Nessa sequência encontramos a garota que a cada quinze dias visita o pai numa prisão em La Plata enquanto aguarda o momento de se mudar para a França, onde a mãe se abriga desde agosto de 1976. É no começo de 1979 que a filha de guerrilheiros deixa, enfim, a Argentina para começar uma nova vida nos arredores de Paris. Por ali, precisará reinventar o seu lugar no mundo enquanto a juventude chega.
É um livro marcado pela proximidade com outros refugiados, solidários no perrengue que vivem, bem como por preconceitos e visões toscas dos franceses. "Ela não mentiu sobre a Argentina. É um país que existe de verdade. Jogam até mesmo futebol por lá", ouve a garota de uma colega incrédula com o seu passado, descrente de que a amiga de sotaque estranho havia chegado de avião na Europa.

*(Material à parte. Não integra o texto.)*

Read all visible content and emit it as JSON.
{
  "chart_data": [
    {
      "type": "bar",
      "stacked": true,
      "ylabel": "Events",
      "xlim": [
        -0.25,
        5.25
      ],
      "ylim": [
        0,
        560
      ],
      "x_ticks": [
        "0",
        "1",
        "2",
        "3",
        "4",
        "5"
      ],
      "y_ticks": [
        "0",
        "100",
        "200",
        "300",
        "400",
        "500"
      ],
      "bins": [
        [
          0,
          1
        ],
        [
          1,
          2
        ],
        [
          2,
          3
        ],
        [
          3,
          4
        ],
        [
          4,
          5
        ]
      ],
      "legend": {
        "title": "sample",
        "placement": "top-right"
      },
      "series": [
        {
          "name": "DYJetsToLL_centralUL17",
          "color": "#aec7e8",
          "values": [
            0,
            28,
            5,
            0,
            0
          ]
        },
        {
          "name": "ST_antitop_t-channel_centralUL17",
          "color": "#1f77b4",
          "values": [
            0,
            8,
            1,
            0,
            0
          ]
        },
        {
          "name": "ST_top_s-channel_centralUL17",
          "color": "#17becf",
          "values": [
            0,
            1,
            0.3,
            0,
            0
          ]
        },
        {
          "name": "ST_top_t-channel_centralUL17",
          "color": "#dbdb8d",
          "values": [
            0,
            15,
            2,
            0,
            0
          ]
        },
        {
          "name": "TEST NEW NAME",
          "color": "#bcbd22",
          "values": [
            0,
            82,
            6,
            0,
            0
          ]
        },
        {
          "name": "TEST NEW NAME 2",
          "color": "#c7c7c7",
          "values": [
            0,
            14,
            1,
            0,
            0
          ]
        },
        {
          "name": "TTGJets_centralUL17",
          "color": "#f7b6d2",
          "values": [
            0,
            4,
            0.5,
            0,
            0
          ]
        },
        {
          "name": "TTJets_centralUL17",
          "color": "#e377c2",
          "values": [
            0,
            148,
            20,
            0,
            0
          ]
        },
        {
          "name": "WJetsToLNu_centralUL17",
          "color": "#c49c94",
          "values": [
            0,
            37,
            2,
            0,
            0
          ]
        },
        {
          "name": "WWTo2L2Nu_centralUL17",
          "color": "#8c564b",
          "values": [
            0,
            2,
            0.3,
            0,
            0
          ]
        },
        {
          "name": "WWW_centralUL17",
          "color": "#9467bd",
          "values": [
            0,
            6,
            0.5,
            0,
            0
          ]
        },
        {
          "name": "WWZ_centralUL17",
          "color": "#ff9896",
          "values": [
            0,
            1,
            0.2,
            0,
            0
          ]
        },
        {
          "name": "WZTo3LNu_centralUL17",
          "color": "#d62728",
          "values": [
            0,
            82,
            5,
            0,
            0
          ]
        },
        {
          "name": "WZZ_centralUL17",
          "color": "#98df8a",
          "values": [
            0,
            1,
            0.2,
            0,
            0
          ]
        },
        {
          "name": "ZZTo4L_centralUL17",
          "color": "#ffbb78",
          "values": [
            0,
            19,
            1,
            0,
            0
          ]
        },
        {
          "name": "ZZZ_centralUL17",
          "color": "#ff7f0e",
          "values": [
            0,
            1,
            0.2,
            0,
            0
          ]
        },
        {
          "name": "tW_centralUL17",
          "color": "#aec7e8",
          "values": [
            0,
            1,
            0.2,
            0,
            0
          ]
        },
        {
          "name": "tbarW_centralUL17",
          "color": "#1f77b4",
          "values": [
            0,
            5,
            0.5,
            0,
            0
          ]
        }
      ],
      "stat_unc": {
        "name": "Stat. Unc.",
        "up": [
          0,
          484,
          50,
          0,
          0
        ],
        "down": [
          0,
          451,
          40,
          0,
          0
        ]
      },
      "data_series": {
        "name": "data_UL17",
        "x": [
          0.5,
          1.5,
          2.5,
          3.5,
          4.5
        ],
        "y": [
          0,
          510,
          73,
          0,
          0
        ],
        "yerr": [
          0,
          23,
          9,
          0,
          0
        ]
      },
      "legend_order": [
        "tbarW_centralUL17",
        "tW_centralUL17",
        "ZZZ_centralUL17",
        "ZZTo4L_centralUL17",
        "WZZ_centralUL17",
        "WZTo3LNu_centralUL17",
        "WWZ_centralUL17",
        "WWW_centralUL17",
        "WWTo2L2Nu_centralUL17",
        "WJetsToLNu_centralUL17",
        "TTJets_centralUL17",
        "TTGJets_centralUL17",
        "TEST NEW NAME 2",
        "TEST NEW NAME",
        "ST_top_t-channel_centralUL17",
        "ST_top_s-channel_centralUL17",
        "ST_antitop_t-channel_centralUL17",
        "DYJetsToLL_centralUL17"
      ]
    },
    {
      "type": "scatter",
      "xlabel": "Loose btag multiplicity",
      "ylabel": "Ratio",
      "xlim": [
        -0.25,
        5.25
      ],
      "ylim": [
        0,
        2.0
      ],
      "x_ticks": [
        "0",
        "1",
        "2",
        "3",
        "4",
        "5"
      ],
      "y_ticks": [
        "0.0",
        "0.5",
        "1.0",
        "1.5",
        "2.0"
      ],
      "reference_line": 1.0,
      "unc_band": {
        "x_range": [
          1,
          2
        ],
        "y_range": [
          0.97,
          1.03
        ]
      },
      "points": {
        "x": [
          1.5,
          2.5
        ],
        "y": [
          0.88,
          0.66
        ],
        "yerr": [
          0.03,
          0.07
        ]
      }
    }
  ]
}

Procurar em outro país uma condição mais favorável para tocar a própria existência implica rupturas. Em outros casos, certa dedicação é necessária para que elos importantes se mantenham. Na literatura, a garota e seu pai encontram uma forma de prosseguirem com alguma conexão.
Impressões sobre leituras em comum compartilhadas via cartas aproximam a dupla separada não só pelo oceano, mas também pela perspectiva de futuro. É um contato que esfria um pouco com o tempo, com certa paralisia que acomete a garota após determinado pedido do homem trancafiado numa cela em La Plata. Enquanto isso, a vida à francesa passa a moldar a protagonista.
"O Azul das Abelhas" é um livro sobre o exílio, sobre como horrores políticos impactam diferentes gerações. Mas é sobretudo uma obra que reflete o processo de aprendizado e assimilação de outra cultura. De uma criança argentina que vive seus dias tentando domar o francês, essa "língua engraçada" que "solta e retêm os sons ao mesmo tempo, como se, no fundo, ele não estivesse certo de querer deixá-los partir"
É uma língua cheia de "letras mudas, que não se deixam capturar pela voz", o que carrega um simbolismo especial para aqueles que vivem entre codinomes, fugas e esconderijos. Aqueles que podem desaparecer a qualquer momento, após arbitrariedades de algum Estado tomado por carniceiros.